Climate and urban sprawl is expected to negatively impact flooding in Lithuania‘s capital, Vilnius, writes a team of international researchers headed by MRU Environmental Management LAB Head Prof. Paulo Pereira in the latest 2022 volume, “Urban Soil and Water Degradation.“
“Heavy rain events are expected to be more frequent and intense due to climate change, which will likely increase the vulnerability of the urban area to flood episodes,“ writes the international team of researchers.
“The current urbanisation trend will increase the flooding risk and measures are needed to limit this“ said Prof. Pereira.
However he indicated that the floods in Lithuania are not so damaging compared to other parts of Central Europe.
Researchers noted that areas „with high flood regulation demand“ were located mainly in the Old Town and several areas located in Antakalnis, Žirmūnai, Naujoji Vilnia, Naujininkai, Karoliniškės, Šnipiškės and Žvėrynas.
The results of the research allow to share with city planners areas which have the ability to retain water such as Vingis Park and Verkių Park. In general, the urban forests and grasslands have a good capacity. Therefore it important to maintain it like that and avoid their impermiabilisation, said Prof. Pereira.
In order to plan for possible flooding Vilnius needs to have a good sewage system and to reduce soil impermeabilisation. Even more so than climate change, the dramatic rise of urban expansion is responsible for flooding. The best plan is to reduce urbanisation, Prof. Pereira noted.
In addition, he said it is necessary to avoid “the occupation of grasslands and abandoned agricultural fields with houses.”

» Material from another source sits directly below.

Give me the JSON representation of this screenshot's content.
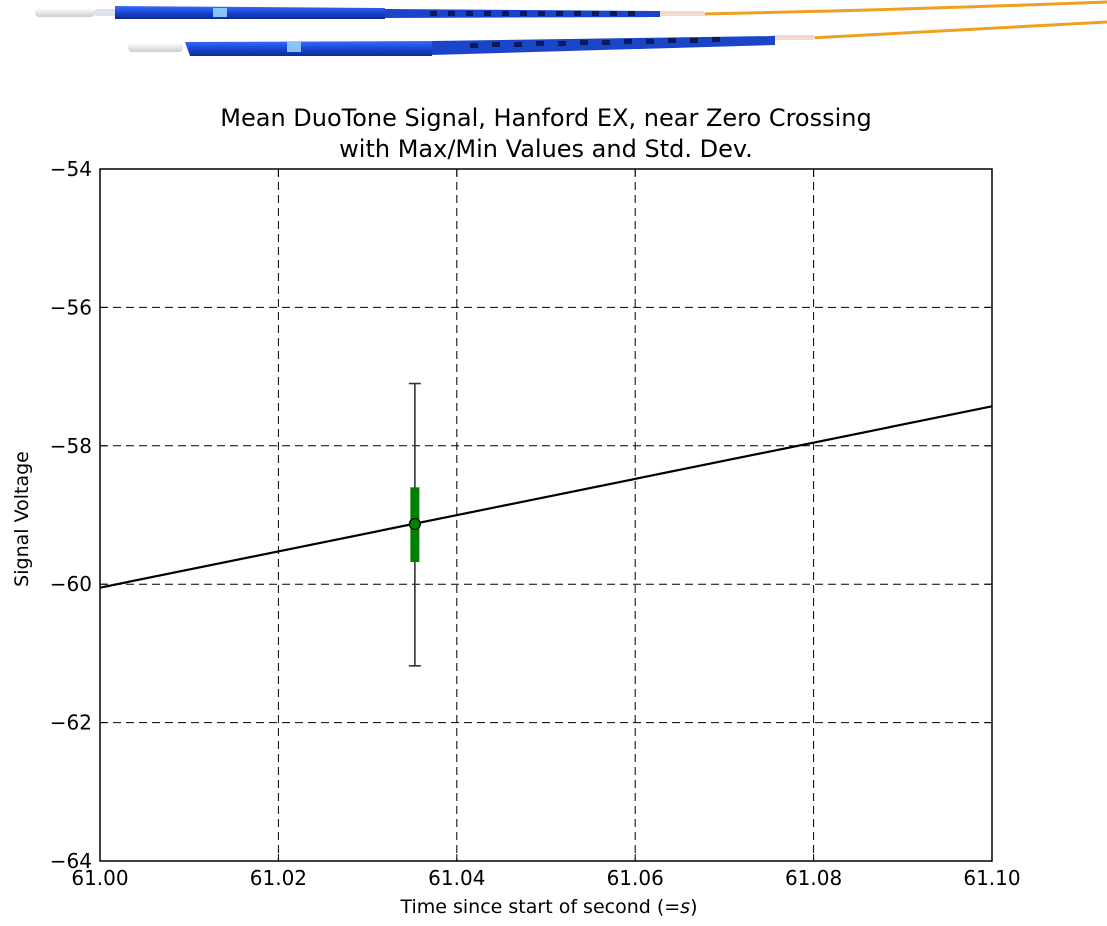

“This research shows that so far Vilnius has some areas that naturally can retain floods. However, at the current rate of urbanisation and increasing intensive precipitation, the municipality of Vilnius can have more problems in the future," he said.
Prof. Pereira said that spring floods may decrease in Vilnius due to the winters with less snow. But, urbanisation can deepen the impact, he said.